İlim; güzellik, mana inceliği, zarafet, marifet ve san’at gibi ilahi ruhun eseridir yani ilahi ruh vasıtasıyla zuhura gelir.
İlim, gerçek sahibimizi bulmak ve bilmek demektir.
İlim insanı, irfan sahibi marifet sahibi kılar. İrfan sahibi için hayret ve ibretten başka bir şey yoktur.
Alim ise insan-ı kamil mertebesidir. Aynı zamanda âlim Allah’ı kaybetmekten en çok korkandır.
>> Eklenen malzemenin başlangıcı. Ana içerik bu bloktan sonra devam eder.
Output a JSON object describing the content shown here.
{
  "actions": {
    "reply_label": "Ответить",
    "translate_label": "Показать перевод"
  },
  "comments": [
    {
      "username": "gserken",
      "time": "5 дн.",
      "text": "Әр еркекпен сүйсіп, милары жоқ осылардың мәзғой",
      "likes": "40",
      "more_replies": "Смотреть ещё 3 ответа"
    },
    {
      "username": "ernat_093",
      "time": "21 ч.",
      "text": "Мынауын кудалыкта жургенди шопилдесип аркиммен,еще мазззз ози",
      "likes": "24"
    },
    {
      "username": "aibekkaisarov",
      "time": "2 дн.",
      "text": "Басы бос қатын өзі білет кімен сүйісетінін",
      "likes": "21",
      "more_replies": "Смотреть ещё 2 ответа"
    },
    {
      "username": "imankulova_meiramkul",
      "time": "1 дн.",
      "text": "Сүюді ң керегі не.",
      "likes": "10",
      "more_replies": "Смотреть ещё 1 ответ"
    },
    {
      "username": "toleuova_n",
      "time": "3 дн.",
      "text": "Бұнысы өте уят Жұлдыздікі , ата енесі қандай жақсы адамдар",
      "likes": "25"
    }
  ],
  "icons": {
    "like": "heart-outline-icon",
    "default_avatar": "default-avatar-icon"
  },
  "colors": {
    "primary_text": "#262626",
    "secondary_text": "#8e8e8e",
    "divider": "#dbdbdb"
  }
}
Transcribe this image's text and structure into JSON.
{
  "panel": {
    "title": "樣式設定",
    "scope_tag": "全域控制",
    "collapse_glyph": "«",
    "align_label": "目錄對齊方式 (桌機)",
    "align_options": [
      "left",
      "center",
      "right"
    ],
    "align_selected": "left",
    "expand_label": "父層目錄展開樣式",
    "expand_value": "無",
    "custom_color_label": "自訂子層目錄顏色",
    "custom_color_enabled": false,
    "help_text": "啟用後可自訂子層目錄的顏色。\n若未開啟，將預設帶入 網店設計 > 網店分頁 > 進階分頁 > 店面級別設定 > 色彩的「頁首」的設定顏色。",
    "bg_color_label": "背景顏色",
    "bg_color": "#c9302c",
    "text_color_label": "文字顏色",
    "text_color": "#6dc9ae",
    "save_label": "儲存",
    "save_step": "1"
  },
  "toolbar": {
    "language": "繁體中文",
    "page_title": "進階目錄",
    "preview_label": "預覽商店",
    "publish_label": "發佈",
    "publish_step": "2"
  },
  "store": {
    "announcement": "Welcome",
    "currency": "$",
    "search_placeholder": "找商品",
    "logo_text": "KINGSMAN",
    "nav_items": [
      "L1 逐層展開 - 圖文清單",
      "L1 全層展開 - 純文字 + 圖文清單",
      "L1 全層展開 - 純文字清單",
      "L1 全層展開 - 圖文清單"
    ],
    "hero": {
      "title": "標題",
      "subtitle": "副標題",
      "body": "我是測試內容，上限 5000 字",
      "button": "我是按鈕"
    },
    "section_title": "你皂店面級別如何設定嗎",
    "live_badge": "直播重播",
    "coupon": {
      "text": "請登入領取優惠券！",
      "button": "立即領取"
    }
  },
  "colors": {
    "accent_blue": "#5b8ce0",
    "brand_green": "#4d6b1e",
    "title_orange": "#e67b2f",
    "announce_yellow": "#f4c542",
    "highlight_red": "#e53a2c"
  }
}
Asıl ilim, yokluk ilmi, Allah ilmidir. Zira bu bilgi, bilcümle ilimleri kucaklamıştır. Cehalet, kendinde üstünlük görmektir.
Hazret-i Ali: Üstünlük göstermek için ilim sahibi olma! Bazı ilimler vardır ki neticesi cehildir. Bazı cehil vardır ki neticesi ilimdir. Dinin kıvamı dörttür: İlmini kullanan alim, öğrenmekten çekinmeyen cahil, vergisini esirgemeyen cömert ve ahiretini dünyasına değişmeyen fakir.
Sokrat: “Bildiğim bir şey varsa hiçbir şey bilmediğimdir”, diyor. Fakat bu cehilden maksat, Hakk’a karşı acz ve yokluğa ermiş kimsenin cehlidir.
Herkese kendi aklının yettiği mertebeden söyle, senin aklının yettiği mertebeden değil… buyuruyor Efendimiz.
İlim, kendini bularak Allah’ı bilmektir. Allah’ı bilmek, ilmi icra etmek yani kullanmaktır. İlmi kullanmakta amel etmek demektir.
Böyle bir ilme sahip olmak için önce ruhu ayıplardan ve fenalardan temizlemek gerekir. Çünkü ayıp ve noksan oldukça ilim elde edilemez. Yani kendi hakikatine kavuşamaz. İlim elde edilmedikçe Allah’a kavuşulamaz.
Eflatun: “Bilmek demek evvelce bilinen şeyi hatırlamak demektir” diyor. Yine Sokrat der ki: “İlmin başlangıç noktası cehil olamaz. O halde bilinecek ve hatırlanacak olan şey ilimdir.”
İlimler ikiye ayrılır: Maddi ve ledün ilmi. Ledün ilmi kadere, kaza sırlarına ve manevi ilimlere denir. (Allah ilmi, batın bilgisi veya Hakk’ın sırları ve keşifleri ilmi de denebilir.) En büyük ilim lâ ilâhe illallah ilmidir.
İlim de istidat ve irfan gibi insanın ruhunda mevcuttur. Fakat açığa çıkması için zaman ve eğitim gerekir. İlim sahibi failin Allah olduğunu bilir.
Aşıkların hekimi Allah’tır; Allah’la olanın yardımcısı yine Allah’tır.
Yalanı zeka diye addetmek, büyüklere hürmeti budalalık, küçüklere şefkati zahmet telakkisiyle terk etmek yanlıştır.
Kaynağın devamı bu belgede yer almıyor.